Greenland Ice Core Drilling Project Reaches Milestone

Michael D. Lemonick

by Michael D. Lemonick

“It’s tough to make predictions, especially about the future.”
—Yogi Berra

Yogi wasn’t talking about climate change when he said these immortal words (if he said them at all; Yogi has also asserted that “I didn't really say everything I said.”) Either way, it applies. We know for a fact that carbon dioxide is a heat-trapping greenhouse gas, and we know that humans have been adding carbon dioxide (CO2) to the atmosphere, mostly through the burning of fossil fuels. Virtually nobody, including so-called climate skeptics, disputes that global temperatures are rising as a result.

But there’s disagreement over exactly how fast greenhouse gases will make the world heat up over the next century, and exactly how hot it will actually get. In large part, that’s due to incomplete knowledge of feedback mechanisms — changes in ice, cloud cover, vegetation, dust in the atmosphere, ocean circulation and more. These could either speed up the warming or tamp it down, depending on how things play out, and nobody knows precisely how it will work out. Climate models help, but the real world is more complex than any model, which keeps things uncertain.

But we do know that climate has changed dramatically in the past, and one of the most effective ways scientists have of figuring out what happened, when, and under what conditions, is to drill into the ancient ice that has been sitting for hundreds of thousands of years atop the landmasses of Greenland and Antarctica.

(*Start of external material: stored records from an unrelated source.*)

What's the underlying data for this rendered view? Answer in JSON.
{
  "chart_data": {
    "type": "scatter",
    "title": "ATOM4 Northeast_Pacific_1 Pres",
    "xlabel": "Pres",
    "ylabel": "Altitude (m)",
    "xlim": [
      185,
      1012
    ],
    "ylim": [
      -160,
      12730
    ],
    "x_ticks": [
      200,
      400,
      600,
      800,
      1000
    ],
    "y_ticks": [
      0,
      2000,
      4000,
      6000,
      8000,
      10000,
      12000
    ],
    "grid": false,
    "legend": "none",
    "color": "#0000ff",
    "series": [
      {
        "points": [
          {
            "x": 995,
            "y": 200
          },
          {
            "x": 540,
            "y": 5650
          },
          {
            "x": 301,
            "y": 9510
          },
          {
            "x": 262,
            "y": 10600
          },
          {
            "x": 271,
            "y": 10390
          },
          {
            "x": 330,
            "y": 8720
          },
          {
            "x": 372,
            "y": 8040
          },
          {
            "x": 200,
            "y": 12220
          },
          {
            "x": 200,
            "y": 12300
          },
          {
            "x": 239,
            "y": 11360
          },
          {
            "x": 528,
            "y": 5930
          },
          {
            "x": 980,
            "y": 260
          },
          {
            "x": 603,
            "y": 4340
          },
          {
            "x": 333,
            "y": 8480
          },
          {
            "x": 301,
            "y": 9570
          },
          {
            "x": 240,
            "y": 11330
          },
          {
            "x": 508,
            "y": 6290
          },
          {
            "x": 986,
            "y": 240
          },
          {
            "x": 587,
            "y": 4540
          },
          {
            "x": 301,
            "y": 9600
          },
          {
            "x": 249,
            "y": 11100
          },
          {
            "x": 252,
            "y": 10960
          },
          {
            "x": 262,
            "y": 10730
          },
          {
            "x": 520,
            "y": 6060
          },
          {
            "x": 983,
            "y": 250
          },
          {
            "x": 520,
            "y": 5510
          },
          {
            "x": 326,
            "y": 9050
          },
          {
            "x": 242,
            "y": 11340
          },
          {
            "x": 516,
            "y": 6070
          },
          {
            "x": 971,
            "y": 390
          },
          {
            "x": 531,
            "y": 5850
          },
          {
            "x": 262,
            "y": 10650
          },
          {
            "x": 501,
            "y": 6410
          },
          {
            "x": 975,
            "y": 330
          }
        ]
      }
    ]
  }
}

That’s why an announcement out of northern Greenland last week could be so important. Last Tuesday, after three years of careful drilling through the island’s thick layer of ice, a team of scientists working on the North Greenland Eemian Ice Drilling project, or NEEM, hit bedrock, exactly 2537.36 meters (nearly 8,325 ft.) below the surface. The ice they dredged up from that depth dates to the Eemian period, about 130,000 years ago, a time when the planet had emerged from a long period of glaciation into an interglacial period like we’re in today — except that the temperature was two to three degrees Celsius, or up to five degrees Fahrenheit, warmer than it is at present, and sea levels were 13-20 feet higher.

The warming during the Eemian was triggered by a shift in the alignment of the Earth and Sun that brought more direct sunshine to the Arctic than we see now. But figuring out how the climate responded to warming, even if the trigger is different now, could prove crucial in projecting what will go on in the next century or so.

With this ancient ice in hand, that’s just what the NEEM researchers are planning to do. The ice was originally laid down as snowflakes, which were eventually compressed into solid ice by later snowfalls, accumulating over the years. Tiny air bubbles trapped inside preserve the atmosphere from the time of the original snowfall, so scientists can measure the amount of CO2 and other gases that were present. The ice itself, meanwhile, contains a mix of different oxygen isotopes that depend on the atmosphere’s temperature at the time. Beyond that, trapped plant material, such as pollen grains, can help the scientists figure out how green Greenland really was.

Dr. Jorgen Peder Steffensen explains the goals of the North Greenland Eemian Ice Drilling project and what the ice cores can tell us about our climate history. Filmed on location in Greenland in July, 2009.

Here’s how Richard Alley, a Penn State ice core expert, put it to me in an email (I love how he calls the Eemian “Eem”; it’s so familiar to him that he uses a nickname):

The Eem is a time when the orbits brought more summer sunshine to the far north than occurred a few thousand years ago, so the Eem gives us a view of what a warmer climate might be like (how did snowfall, and dust transport, and other things, change as the temperature changed, for example?), and what it might have meant to the Greenland ice sheet (how much melting from the warmth, how big was the ice sheet?). The experiment is not perfect — changing CO2 and changing the summer sunshine are not exactly the same thing — but the experiment is certainly instructive, so we can learn a lot from it.

This isn’t the first Greenland project that has tapped into the Eemian, but Alley says that ice cores from other sites haven’t gotten a clean record; for whatever geological reason, the ice has been disturbed and mixed in with other time periods. At the NEEM location, the ice is relatively pristine, making good information easier to extract.

Last year, Climate Central’s Heidi Cullen visited the NEEM project, and filed this report.

This isn’t the only ice-drilling project on the planet by any means: they’re going on in other parts of Greenland, in Antarctica (where the ice is much thicker, and thus gives a record going back much longer), and in mountain glaciers in temperate and even tropical regions (including Tanzania’s Mt. Kilimanjaro), most of which are receding. The US National Oceanic and Atmospheric Administration maintains a list of many of them.

Collectively, they reach back some 800,000 years, and show that periods of higher temperature and higher sea levels are generally accompanied by greater atmospheric concentrations of CO2.